The disease was present, though. We didn't conduct a formal survey, of course, but we did find a single infected individual who was well on the way to dissolving into mush. Interestingly, that was also one of the few immature specimens we found on the beach that day. This is contrary to the usual pattern, but that's probably just a fluke.

Will Pisaster survive on this beach? Seems dubious. But we can hope.

In the meantime, it did my heart good just to see them again, after all these years.

Thursday, 19 July 2018

Starfish Report 2018

Evasterias troscheli
We had a minus-4 tide the other day and I got in an epic mile-long wade along the tidelands. The biological diversity was outstanding; next best thing to diving.

Among the prolific sea life present were three starfish, all of which presented reasons for hope, if not celebration, that the starfish plague may be slowing down, now that it's wiped out most of our sea stars.

I was first delighted to find several blood stars (Henricia leviuscula). These striking neon echinoderms have been a favourite since childhood. Seldom found intertidally – testimony to the rare opportunity of this very low tide – they were before the die-off omnipresent on mud-bottomed diving grounds.

One adult specimen I found had small scrapes on its disc. These might have been signs of incipient viral infection, or abrasions caused by being dashing about in the "surf" created by passing boats. I also found a few tiny individuals; normal for this time of year. With the exception of that first adult, none showed visible signs of disease (yet?).

Sadly, not a single sunflower star (Pycnopodia helianthoides), of any size, in any condition, was present. It does seem this beautiful if rapacious species, a fixture in quiet northern water until very recently, has been driven to extinction.

Further proof are the leather stars (Dermasterias imbricata) that now stud the beach and shallows. Formerly thinly represented on lower Sound
Adult Henricia leviuscula
beaches, because a favourite Pycnopodia food, Dermasterias is now virtually the only star left.

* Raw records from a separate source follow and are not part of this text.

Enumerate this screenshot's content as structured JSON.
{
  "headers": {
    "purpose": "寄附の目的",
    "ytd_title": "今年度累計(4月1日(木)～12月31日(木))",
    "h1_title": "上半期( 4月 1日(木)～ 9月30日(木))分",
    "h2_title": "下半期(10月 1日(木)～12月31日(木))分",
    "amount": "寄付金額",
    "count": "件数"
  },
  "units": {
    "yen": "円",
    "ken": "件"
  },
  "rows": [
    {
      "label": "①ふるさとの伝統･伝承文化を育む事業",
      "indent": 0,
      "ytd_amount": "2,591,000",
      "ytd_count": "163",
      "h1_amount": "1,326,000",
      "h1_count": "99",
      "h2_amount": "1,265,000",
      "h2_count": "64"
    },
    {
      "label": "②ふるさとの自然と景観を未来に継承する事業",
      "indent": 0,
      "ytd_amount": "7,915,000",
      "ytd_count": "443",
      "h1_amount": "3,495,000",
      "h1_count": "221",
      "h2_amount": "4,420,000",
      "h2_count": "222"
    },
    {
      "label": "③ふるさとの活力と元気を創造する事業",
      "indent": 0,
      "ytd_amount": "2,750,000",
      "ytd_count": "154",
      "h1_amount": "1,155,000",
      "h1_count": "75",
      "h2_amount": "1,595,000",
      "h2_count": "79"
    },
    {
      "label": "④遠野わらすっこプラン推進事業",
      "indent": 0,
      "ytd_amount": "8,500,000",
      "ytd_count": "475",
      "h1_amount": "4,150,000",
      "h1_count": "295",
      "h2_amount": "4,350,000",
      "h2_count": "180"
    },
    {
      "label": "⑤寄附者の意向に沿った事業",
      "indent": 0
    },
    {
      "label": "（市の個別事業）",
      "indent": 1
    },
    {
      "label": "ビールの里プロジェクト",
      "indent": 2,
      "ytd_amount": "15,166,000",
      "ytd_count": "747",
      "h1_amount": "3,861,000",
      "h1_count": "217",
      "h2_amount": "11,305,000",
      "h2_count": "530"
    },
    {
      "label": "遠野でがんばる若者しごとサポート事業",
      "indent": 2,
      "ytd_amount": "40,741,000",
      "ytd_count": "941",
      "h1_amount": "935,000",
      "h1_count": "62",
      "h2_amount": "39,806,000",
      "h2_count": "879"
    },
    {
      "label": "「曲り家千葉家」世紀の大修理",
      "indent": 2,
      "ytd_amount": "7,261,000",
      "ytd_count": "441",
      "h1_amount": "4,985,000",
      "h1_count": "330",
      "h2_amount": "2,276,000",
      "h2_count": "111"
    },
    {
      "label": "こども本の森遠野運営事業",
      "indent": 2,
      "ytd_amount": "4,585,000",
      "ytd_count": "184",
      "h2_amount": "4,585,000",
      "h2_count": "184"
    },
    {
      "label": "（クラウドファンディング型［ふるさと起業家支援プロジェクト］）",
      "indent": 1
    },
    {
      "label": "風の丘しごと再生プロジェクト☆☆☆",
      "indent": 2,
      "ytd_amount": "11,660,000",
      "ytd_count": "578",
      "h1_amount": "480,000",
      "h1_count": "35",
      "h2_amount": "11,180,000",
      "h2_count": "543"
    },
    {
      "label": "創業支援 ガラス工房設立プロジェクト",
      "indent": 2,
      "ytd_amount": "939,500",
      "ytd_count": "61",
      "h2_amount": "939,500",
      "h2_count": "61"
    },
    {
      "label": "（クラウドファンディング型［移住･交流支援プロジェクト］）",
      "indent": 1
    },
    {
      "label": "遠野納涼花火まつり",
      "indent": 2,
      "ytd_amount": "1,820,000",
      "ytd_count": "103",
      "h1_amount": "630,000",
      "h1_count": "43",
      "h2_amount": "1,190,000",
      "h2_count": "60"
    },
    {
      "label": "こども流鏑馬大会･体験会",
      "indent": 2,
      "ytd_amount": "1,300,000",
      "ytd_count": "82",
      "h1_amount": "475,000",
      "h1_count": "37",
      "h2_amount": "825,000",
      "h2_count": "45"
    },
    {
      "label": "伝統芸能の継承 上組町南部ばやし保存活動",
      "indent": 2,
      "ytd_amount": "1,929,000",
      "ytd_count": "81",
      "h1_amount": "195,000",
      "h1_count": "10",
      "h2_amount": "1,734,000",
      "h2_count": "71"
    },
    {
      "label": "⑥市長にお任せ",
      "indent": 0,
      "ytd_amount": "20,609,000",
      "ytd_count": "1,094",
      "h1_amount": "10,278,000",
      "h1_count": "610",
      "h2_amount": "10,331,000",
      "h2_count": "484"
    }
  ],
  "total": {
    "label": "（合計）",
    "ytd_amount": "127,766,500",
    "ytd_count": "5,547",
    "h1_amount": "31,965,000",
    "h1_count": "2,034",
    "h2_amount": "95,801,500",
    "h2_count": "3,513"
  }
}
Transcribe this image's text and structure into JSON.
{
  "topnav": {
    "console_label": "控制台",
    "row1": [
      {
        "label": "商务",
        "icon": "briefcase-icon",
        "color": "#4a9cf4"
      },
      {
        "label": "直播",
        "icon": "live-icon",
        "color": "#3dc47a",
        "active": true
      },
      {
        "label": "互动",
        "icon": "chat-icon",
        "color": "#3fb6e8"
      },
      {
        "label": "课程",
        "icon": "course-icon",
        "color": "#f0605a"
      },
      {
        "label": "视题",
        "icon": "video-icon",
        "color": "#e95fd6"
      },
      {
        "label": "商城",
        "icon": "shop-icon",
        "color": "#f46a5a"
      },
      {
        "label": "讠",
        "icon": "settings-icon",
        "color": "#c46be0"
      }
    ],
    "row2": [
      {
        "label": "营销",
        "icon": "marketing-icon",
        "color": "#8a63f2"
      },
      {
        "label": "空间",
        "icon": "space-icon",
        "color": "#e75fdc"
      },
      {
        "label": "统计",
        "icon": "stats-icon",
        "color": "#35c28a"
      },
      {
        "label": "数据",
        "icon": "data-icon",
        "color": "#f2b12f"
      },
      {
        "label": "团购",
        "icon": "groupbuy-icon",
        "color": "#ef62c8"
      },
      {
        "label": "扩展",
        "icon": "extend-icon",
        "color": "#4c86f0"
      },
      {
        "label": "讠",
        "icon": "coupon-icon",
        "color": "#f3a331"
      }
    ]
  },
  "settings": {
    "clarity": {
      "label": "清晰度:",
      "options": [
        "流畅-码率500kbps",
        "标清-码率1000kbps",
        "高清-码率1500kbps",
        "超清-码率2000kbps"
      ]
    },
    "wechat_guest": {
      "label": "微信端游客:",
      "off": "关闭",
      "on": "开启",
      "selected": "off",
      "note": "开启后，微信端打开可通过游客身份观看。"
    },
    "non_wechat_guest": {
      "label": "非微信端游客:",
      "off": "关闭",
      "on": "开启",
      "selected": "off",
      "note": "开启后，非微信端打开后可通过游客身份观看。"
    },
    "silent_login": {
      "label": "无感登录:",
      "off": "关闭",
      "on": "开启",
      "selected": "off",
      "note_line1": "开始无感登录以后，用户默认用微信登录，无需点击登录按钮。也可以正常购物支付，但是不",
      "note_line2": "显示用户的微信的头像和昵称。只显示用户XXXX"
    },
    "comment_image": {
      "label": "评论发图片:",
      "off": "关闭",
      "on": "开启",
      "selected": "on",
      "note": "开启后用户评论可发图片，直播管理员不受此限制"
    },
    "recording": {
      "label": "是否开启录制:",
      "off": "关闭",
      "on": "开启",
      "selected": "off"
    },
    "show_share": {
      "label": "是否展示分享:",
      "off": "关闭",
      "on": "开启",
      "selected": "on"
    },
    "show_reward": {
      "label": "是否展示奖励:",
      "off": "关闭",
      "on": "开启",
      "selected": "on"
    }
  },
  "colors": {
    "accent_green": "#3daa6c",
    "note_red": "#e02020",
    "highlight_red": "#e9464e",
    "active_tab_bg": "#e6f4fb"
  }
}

That population, at any rate, enjoys a natural immunity to the horrific seastar wasting disease, and appears healthy.

Finally, good news and bad on the mottled starfish (Evasterias troscheli) front. Good, because I encountered several specimens of this similarly once characteristic species. Bad, because every one was tiny; a year old, at most.

The wasting virus tends to take a few years to locate and destroy its victims, thus the average size of this species indicates it hasn't yet been able to out-manœuver the plague.

But its presence at all on this ravaged beach suggests that a healthy breeding population exists in the deeper, colder water offshore. With luck and a bit of Darwinian cunning, it may yet return.

Thus the state of the starfish.

It's hard to express how painful all of this is. They may be "just starfish", but this attractive class has been such an integral part of my life, albeit unrecognised till they were gone. Along with most other people, it never occurred to me I might one day wake up to a North Pacific functionally bereft of seastars.

And the creeping suspicion we'll lose many more beloved habitats and life forms before we've seen the end of the Anthropocene.